To remedy these ills, in 1890 Ashe and Griffith formed what was to become the Telegraph Hill Neighborhood Center, San Francisco’s first settlement house. Like Jane Addams, who had just opened Hull House in Chicago, these two well-off and independent young women wanted to work directly with the poor. To this end they offered a club for boys and classes in sewing and “domestic science” for girls, and later expanded to include a kitchen, garden, gymnasium and library. Resident social workers staffed a day care program for children of the wharf cannery workers and a health clinic with an operating room, and taught classes in dancing, singing and dramatics. Nurses were sent out to neighborhood homes to educate immigrant mothers in health and hygiene, and the center helped launch the first school nurse program on the West Coast.
In 1905, with the support of Henry E. Bothin, Ashe and Griffith opened Hill Farm Convalescent Home for women and children recovering from tuberculosis. To provide children of the “menacingly ugly, dark tenements” of North Beach with air and light, they were ferried away to a country cottage in Ross and a summer camp in Fairfax. When unemployment and domestic violence plagued the neighborhood during the Depression, the center built a bocce ball court to provide relief for their fathers.

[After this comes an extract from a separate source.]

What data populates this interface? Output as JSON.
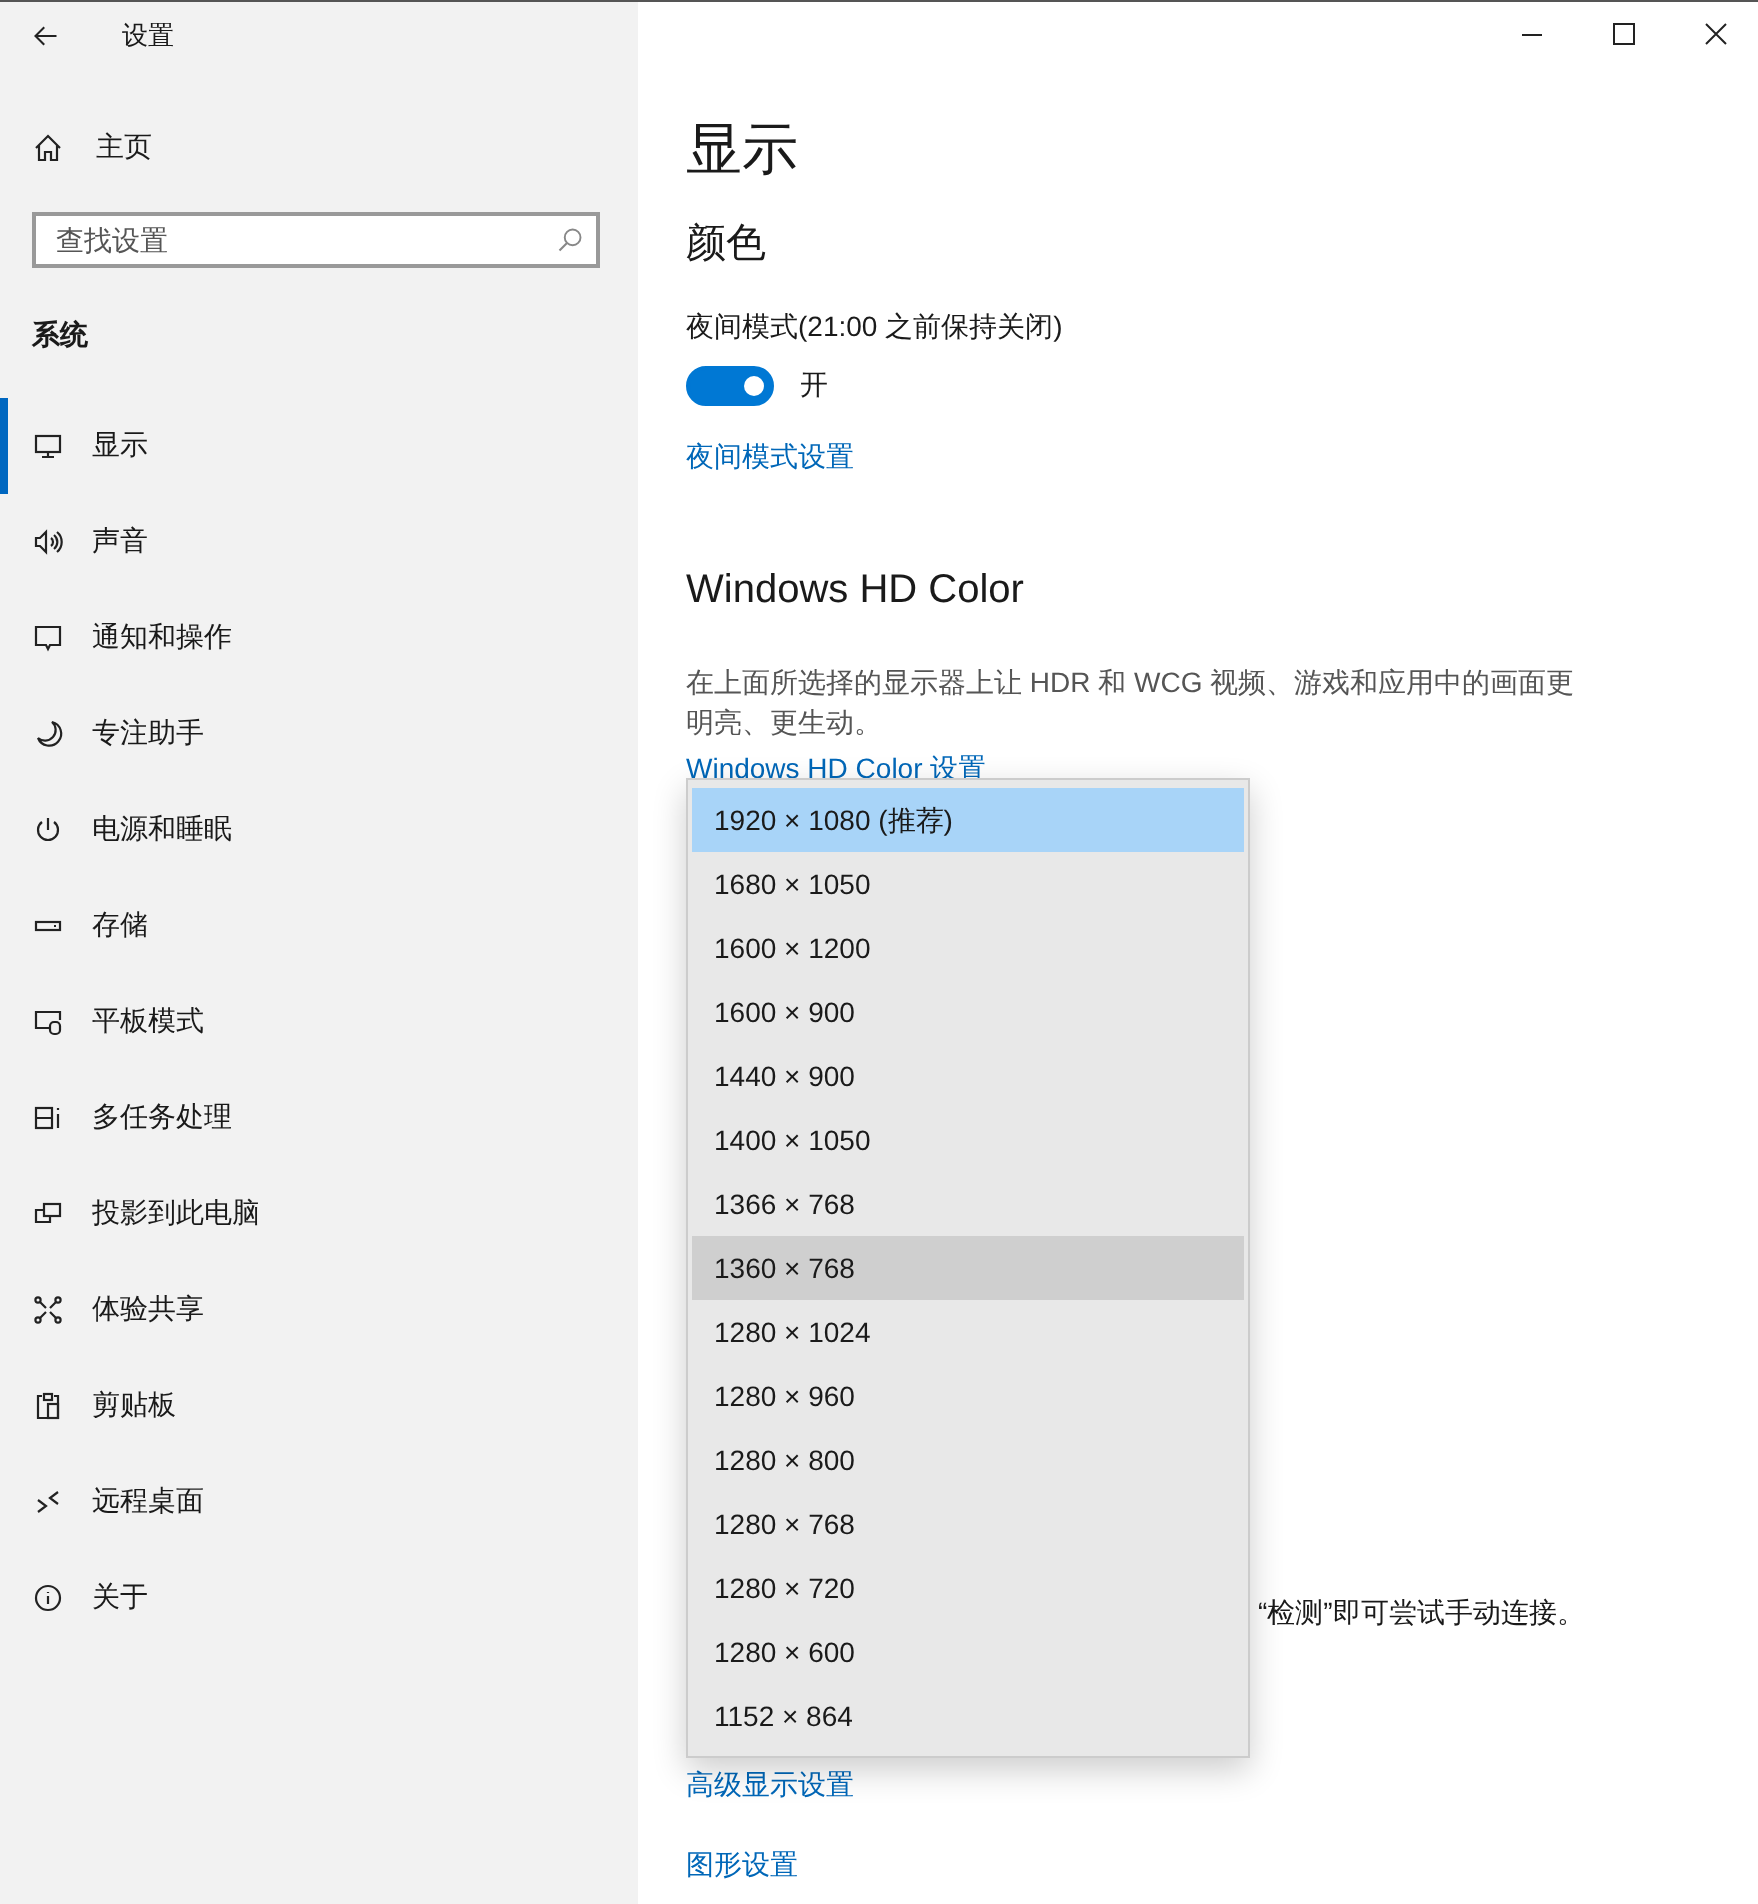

Over the years Ashe and Griffith instituted a growing number of programs to help the needy in the community, and acted as advocates to ensure that these marginalized residents had a voice in their own futures. Outside the center’s walls, Ashe and Griffith were formidable community organizers who enlisted the support of county supervisors, merchants, health officers and others to take up their many causes and concerns. When the 1906 earthquake left the center in ruins, Ashe solicited the services of Bernard Maybeck in designing a new one on Stockton Street near Washington Square. The two women led a successful campaign to stop the dynamiting of the hill, but were less successful at saving it from developers. Griffith’s campaign for more open space in the post-quake reconstruction plan failed and the neighborhood became more crowed than ever.
In the 1950’s the center had outgrown their Stockton Street location, so Ashe and Griffith led a successful campaign to build our current site at 660 Lombard Street. The new site provided more space to serve children and develop a program for seniors. The building's proximity to North Beach’s new public housing project and changing economic forces helped shift the center’s clientele. At the time the Cannery and Ghirardelli Chocolate Factory were being converted to shopping malls and the fishing industry was dwindling. In addition to the Italian and other immigrant groups, Tel-Hi began serving more African American families who were moving into North Beach Housing Project in great numbers and the immigrant Asian families who were living in crowded residential hotels.
The center’s focus shifted from sewing and cooking courses to youth job development and childcare. Today our center continues to support the integration of the entire community through our off-site and on-site programs and our collaboration with North Beach Place, the mixed-use, affordable income housing complex that was re-built and opened in 2004 where the old “projects” stood. Tel-Hi and its neighborhood have changed extensively in the years since Griffith and Ashe, but the convictions and dedication of its founders remain. For the children, youth, families and seniors participating in Tel-Hi programs every day, the center maintains its original mission—to sustain and enrich the lives of those in the community through direct services and advocacy.
Tel-Hi's courtyard at the Maybeck Building (circa 1915).